Thanks to the 1954 Charbonnier interview, we have the opportunity hear Florent Schmitt’s thoughts and perspectives on a variety of topics, expressed in the composer’s own words.

For example, Schmitt speaks about the rise of electronic music — then becoming the rage in France, Germany and other countries — as reflecting a kind of contemporary artistic “snobbism.” By contrast, in his view the true essence of music is in its ideas and emotions, rather than any scientific or technical aspects.

In his interview remarks, Schmitt also expresses a certain ambivalence about concert audiences. On the one hand, a sizable segment of the audience insists on hearing the same famous compositions by the same famous composers, instead of being open to less-familiar fare.

On the other hand, a smaller but highly vociferous group seems obsessed the avant-garde to the exclusion of nearly everything else in music, in Schmitt’s view.

Florent Schmitt

Florent Schmitt, photographed in 1953 — one year before he was interviewed by Georges Charbonnier for the ORTF. (Photo: ©Lipnitzki/Roger-Viollet)

When Charbonnier asks Schmitt to define what “tradition” means in music, Schmitt responds by declaring that the term has lost its meaning — although he names several composers who he feels have been upholding a sense of tradition in music — such as Raymond Loucheur and Claude Delvincourt in France, Jean Absil in Belgium, Óscar Esplá in Spain, Goffredo Petrassi in Italy, Carlos Chávez in Mexico, and Serge Prokofiev in Russia.

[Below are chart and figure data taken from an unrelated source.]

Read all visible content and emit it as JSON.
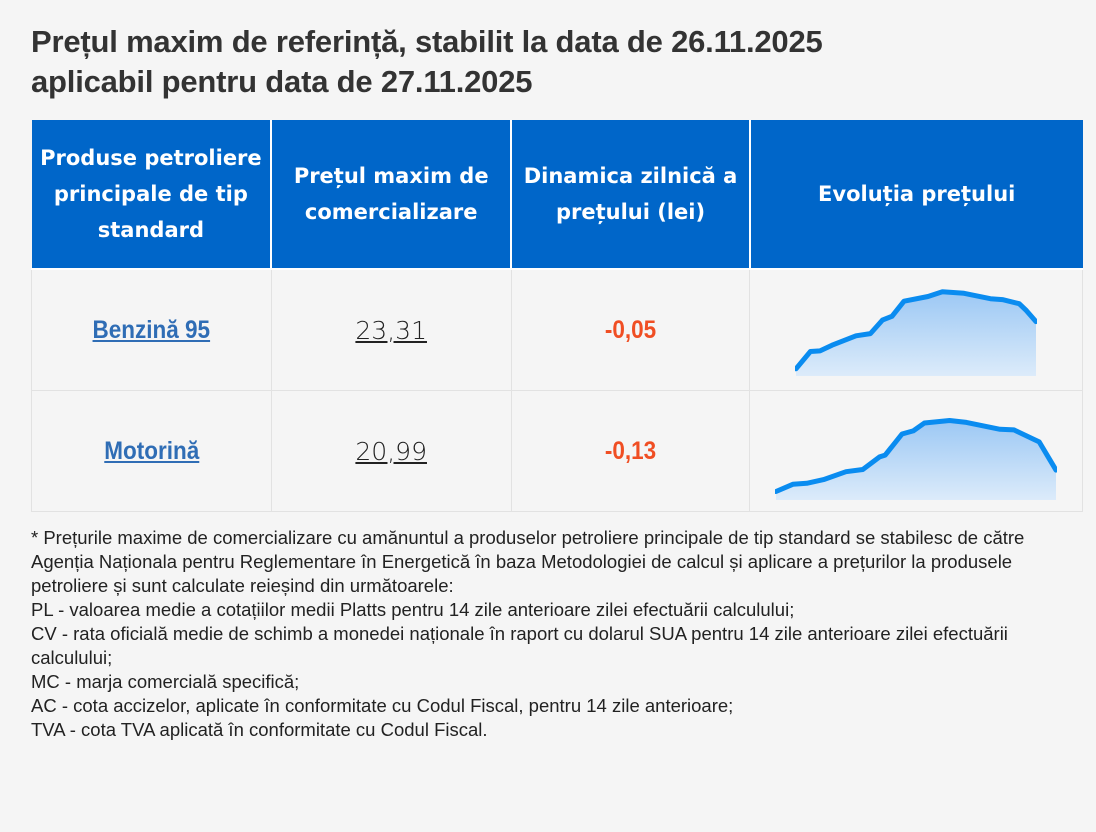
{
  "title_line1": "Prețul maxim de referință, stabilit la data de 26.11.2025",
  "title_line2": "aplicabil pentru data de 27.11.2025",
  "table": {
    "headers": [
      "Produse petroliere principale de tip standard",
      "Prețul maxim de comercializare",
      "Dinamica zilnică a prețului (lei)",
      "Evoluția prețului"
    ],
    "rows": [
      {
        "product": "Benzină 95",
        "price": "23,31",
        "delta": "-0,05",
        "trend": [
          [
            0,
            23
          ],
          [
            6,
            78
          ],
          [
            10,
            80
          ],
          [
            15,
            98
          ],
          [
            25,
            128
          ],
          [
            31,
            135
          ],
          [
            36,
            178
          ],
          [
            40,
            190
          ],
          [
            45,
            238
          ],
          [
            55,
            253
          ],
          [
            61,
            268
          ],
          [
            70,
            263
          ],
          [
            81,
            246
          ],
          [
            86,
            243
          ],
          [
            93,
            230
          ],
          [
            96,
            208
          ],
          [
            100,
            173
          ]
        ]
      },
      {
        "product": "Motorină",
        "price": "20,99",
        "delta": "-0,13",
        "trend": [
          [
            0,
            27
          ],
          [
            6,
            50
          ],
          [
            11,
            53
          ],
          [
            17,
            65
          ],
          [
            25,
            90
          ],
          [
            31,
            97
          ],
          [
            37,
            137
          ],
          [
            39,
            143
          ],
          [
            45,
            210
          ],
          [
            49,
            220
          ],
          [
            53,
            245
          ],
          [
            62,
            253
          ],
          [
            68,
            247
          ],
          [
            80,
            225
          ],
          [
            85,
            223
          ],
          [
            92,
            193
          ],
          [
            94,
            185
          ],
          [
            98,
            125
          ],
          [
            100,
            95
          ]
        ]
      }
    ]
  },
  "colors": {
    "header_bg": "#0066c9",
    "link": "#2f6db5",
    "negative": "#f04e23",
    "sparkline": "#0a8cf0"
  },
  "footnote": [
    "* Prețurile maxime de comercializare cu amănuntul a produselor petroliere principale de tip standard se stabilesc de către Agenția Naționala pentru Reglementare în Energetică în baza Metodologiei de calcul și aplicare a prețurilor la produsele petroliere și sunt calculate reieșind din următoarele:",
    "PL - valoarea medie a cotațiilor medii Platts pentru 14 zile anterioare zilei efectuării calculului;",
    "CV - rata oficială medie de schimb a monedei naționale în raport cu dolarul SUA pentru 14 zile anterioare zilei efectuării calculului;",
    "MC - marja comercială specifică;",
    "AC - cota accizelor, aplicate în conformitate cu Codul Fiscal, pentru 14 zile anterioare;",
    "TVA - cota TVA aplicată în conformitate cu Codul Fiscal."
  ]
}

When Charbonnier asks Schmitt to comment on how he feels about his own music and his favorite compositions among them, the composer has an interesting response. The pieces that interest him the most are the ones he is creating at any given moment in time, whereas little by little, he begins to feel more indifferent about his older compositions.

There is more material that Charbonnier covers in the 15-minute Schmitt interview, which will be fascinating to hear for those who can understand the French language. You can listen to the interview here, courtesy of YouTube.

But even if you don’t understand French, the interview is well-worth hearing in that it contains an excerpt from one of Florent Schmitt’s greatest late-career choral compositions, Cinq Chœurs en vingt minutes, composed in 1951.  We are treated to Schmitt’s chorus-and-orchestra version of the first of five pieces in the set:  “Le Ceresier” (“The Cherry Tree”), beginning at approximately minute marker 9:30.

We are indebted to two gentlemen for unearthing this rare interview and making it available to music lovers today: The Franco-American conductor David Grandis, music director of the Virginia Chamber Symphony and the College of William & Mary Symphony Orchestra; and Nicolas Southon, French musicologist, author, and specialist in the life and artistry of Francis Poulenc and Gabriel Fauré.

It is particularly special that the Charbonnier interview was captured just a few years before the end of Schmitt’s long and eventful life. It was a career that coincided with the most significant period in the history of French classical music — and indeed, within which Schmitt was intricately entwined.